At one level, the drama showed how the celebration of the Olympic spirit engendered
a variety of reactions, ranging from happiness, to greed, to resentment, to petty rivalries. Everyone, it seemed, wanted
a piece of the action, and was prepared to go to extreme lengths to obtain it.
At another level, Simon Armitage's play looked at the symbolic significance of fire
- as a way of cleansing people's lives, wiping the slate clean; or functioning as a kind of purgatorial agent, forcing the
five characters to confront the truth about their existences; or as a way of bringing back the past as a means of determining
The play was beautifully written: some of the imagery was quite breathtaking in its
originality.

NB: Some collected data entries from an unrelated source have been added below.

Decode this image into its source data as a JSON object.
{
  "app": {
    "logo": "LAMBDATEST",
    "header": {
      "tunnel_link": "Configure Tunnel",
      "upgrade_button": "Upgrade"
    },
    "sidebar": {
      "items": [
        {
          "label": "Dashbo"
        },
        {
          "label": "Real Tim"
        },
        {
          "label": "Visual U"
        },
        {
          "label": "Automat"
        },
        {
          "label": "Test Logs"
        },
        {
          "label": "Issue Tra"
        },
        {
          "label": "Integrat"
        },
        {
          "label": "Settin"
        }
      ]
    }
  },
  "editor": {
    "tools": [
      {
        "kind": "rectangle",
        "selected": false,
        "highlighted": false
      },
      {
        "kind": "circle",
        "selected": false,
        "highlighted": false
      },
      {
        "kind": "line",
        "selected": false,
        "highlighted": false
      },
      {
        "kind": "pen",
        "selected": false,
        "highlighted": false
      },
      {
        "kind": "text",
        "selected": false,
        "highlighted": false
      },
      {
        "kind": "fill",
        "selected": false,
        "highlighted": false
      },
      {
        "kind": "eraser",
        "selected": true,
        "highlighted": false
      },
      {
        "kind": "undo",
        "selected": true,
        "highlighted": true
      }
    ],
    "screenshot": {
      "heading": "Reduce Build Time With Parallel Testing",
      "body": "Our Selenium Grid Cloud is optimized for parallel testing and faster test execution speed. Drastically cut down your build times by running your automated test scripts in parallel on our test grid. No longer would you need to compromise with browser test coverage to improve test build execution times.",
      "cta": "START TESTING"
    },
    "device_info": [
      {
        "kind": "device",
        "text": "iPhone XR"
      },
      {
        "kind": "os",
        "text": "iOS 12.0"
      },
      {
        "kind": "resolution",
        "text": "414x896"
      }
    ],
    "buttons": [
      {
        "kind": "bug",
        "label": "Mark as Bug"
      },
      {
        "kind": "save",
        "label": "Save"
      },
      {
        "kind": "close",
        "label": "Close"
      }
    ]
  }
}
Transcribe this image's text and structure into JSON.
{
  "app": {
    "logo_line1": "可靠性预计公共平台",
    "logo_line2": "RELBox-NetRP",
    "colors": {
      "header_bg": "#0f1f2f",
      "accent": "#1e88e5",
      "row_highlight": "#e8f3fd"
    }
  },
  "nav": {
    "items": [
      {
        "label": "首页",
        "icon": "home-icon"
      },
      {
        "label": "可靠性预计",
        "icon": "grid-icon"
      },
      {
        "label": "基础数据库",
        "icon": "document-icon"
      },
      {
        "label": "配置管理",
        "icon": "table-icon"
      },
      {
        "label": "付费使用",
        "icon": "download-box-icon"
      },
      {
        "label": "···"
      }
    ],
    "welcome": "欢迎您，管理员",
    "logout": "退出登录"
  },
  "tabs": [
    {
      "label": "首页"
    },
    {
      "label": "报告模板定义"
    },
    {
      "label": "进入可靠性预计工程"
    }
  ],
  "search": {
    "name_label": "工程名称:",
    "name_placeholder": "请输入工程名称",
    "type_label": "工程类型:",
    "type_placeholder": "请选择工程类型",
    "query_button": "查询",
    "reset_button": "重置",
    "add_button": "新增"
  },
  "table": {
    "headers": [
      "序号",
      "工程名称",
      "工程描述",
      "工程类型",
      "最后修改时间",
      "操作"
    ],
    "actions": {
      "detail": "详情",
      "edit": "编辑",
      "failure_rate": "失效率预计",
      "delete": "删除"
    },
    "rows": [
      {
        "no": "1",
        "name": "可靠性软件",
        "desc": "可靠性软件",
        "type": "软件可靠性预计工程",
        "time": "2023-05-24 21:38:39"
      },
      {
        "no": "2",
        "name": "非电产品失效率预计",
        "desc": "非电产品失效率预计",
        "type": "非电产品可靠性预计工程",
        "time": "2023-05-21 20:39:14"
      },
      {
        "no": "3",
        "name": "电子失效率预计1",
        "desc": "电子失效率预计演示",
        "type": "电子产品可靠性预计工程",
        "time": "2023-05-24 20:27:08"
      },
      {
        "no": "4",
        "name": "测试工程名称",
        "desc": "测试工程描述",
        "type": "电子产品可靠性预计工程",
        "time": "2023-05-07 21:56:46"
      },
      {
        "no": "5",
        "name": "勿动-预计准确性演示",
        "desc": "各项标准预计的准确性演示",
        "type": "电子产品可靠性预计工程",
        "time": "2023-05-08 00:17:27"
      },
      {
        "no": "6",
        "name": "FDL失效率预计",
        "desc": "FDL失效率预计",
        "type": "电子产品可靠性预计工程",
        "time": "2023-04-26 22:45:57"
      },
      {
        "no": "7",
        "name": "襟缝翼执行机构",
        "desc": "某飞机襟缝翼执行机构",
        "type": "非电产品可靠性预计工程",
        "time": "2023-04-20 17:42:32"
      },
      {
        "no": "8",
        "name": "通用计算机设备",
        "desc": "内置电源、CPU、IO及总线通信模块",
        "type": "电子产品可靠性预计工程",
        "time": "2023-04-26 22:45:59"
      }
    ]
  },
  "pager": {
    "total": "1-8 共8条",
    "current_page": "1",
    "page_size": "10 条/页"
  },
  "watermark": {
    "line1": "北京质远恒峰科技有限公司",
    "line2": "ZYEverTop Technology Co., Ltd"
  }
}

And yet I couldn't help thinking somehow detached from the action; I did not feel in any way engaged with
the protagonists' lives. This was neither due to the play itself, nor to the cast (including Kevin Whately, Julie Hesmondhalgh,
and Mark Benton), whose performances delighted a rapt audience. Perhaps it was due to the fact that the Olympics are
now history; a fond memory of a unique occasion, just a few months ago, when it really did seem as if the spirit of community
could be reborn in contemporary Britain. The director was Kate Rowland.